Our study collectively incorporates various parameters pertaining to the morphology and dimensions of the mandibular canal using CBCT as compared to previous studies on diverse population which focuses on single or few related parameters using conventional techniques. Earlier studies on the course of the canal were mainly restricted to the third molar region, whereas we have traced the canal throughout its course. Also, the length of the canal has been measured which was not taken into consideration in previous studies. Significant limitations have been found in earlier studies describing the intra-bony anatomy of MC. For example, dry skull reports may have variable diseases and lack relevant data such as age, gender, or include edentulous mandibles, or use inconsistent and anatomically irrelevant landmarks. Differences in the value may be related to morphological, geographical, ethnical differences, and variable methodology and landmarks used in different studies. Studies on larger sample size in diverse population needs to be done to draw a definite conclusion.

Conclusions

From our study, following conclusions can be drawn:

  1. Inferior alveolar neurovascular bundle exists in different locations and presents many variations. Individual deviation, gender, age, race, and assessing technique used largely influence these variations.

  2. The inner vertical diameter in each tooth region on the right and left side was found to be more than the inner horizontal diameter, suggestive of oval to round shape of the MC.

  3. The length of the MC should be ascertained prior to the neurectomy procedure in cases of trigeminal neuralgia.

  4. In order to plan a proper dental implant insertion method and select the implants of a relevant type, it is important to be aware of the position of the MC in connection with the cortical plates and crest of alveolar ridge. Osteotomies in BSSO procedure should not be performed in the posterior mandible until the position of the MC is established. Also, the parameters obtained acts as guide in bone-harvesting procedures from the ramus and body of mandible and bone plating in angle and body region of mandible.

  5. The distance of the MC from the crestal bone level and inferior border of mandible in various regions was suggestive of catenary course of the canal. These criteria should be considered in surgeries involving posterior mandible especially in third molar region.

  6. CBCT provides a clear dimension of the anterior loop. Based upon the anatomical findings, a safe guideline of 4 mm from the most anterior point of the MF is recommended for implant treatment planning.

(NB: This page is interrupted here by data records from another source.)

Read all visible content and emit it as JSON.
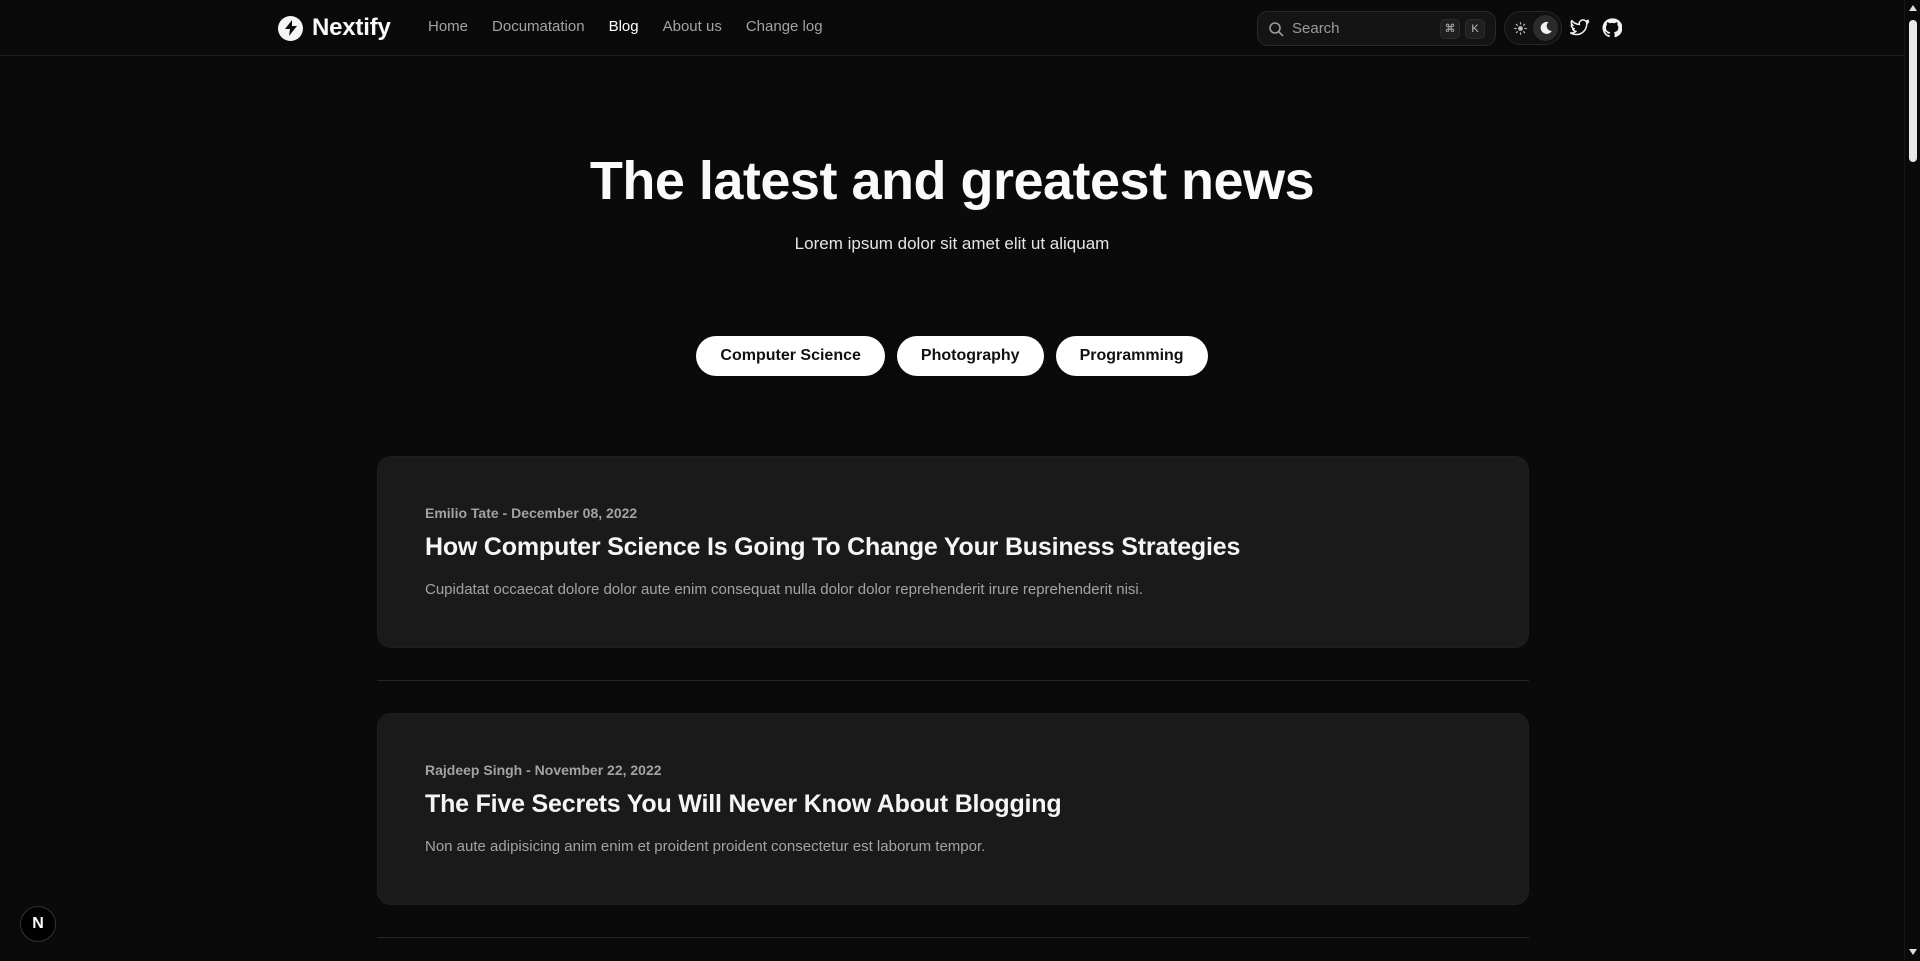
{
  "brand": {
    "name": "Nextify",
    "logo_icon": "lightning-icon"
  },
  "nav": {
    "items": [
      {
        "label": "Home"
      },
      {
        "label": "Documatation"
      },
      {
        "label": "Blog",
        "active": true
      },
      {
        "label": "About us"
      },
      {
        "label": "Change log"
      }
    ]
  },
  "search": {
    "placeholder": "Search",
    "shortcut_mod": "⌘",
    "shortcut_key": "K"
  },
  "theme": {
    "light_icon": "sun-icon",
    "dark_icon": "moon-icon",
    "selected": "dark"
  },
  "social": {
    "twitter_icon": "twitter-icon",
    "github_icon": "github-icon"
  },
  "hero": {
    "title": "The latest and greatest news",
    "subtitle": "Lorem ipsum dolor sit amet elit ut aliquam"
  },
  "categories": [
    "Computer Science",
    "Photography",
    "Programming"
  ],
  "posts": [
    {
      "meta": "Emilio Tate - December 08, 2022",
      "title": "How Computer Science Is Going To Change Your Business Strategies",
      "excerpt": "Cupidatat occaecat dolore dolor aute enim consequat nulla dolor dolor reprehenderit irure reprehenderit nisi."
    },
    {
      "meta": "Rajdeep Singh - November 22, 2022",
      "title": "The Five Secrets You Will Never Know About Blogging",
      "excerpt": "Non aute adipisicing anim enim et proident proident consectetur est laborum tempor."
    }
  ],
  "badge": {
    "label": "N"
  },
  "colors": {
    "background": "#0a0a0a",
    "card": "#1a1a1a",
    "chip": "#ffffff",
    "text": "#ededed",
    "muted": "#a3a3a3"
  }
}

  7. The bifid MC is of rare occurrence. The detection of these anatomical variations is important because of its clinical implications such as the ineffective mandibular block or numbness, injury to the nerve causing paresthesia, or injury to vessels resulting in inadvertent bleeding in surgeries involving the lower jaw.

It is clear that with the advances in technology and the improvement in images as diagnostic tools, the number of anatomical variations of the MC is likely to increase considerably. So, to comment on anatomic variations, there is a requirement for a large multicentric study with defined anatomical landmarks to quantify and precisely predict these parameters and confirm the trends observed.

Compliance with Ethical Standards

Conflict of interest

Authors declare that they have no conflict of interest.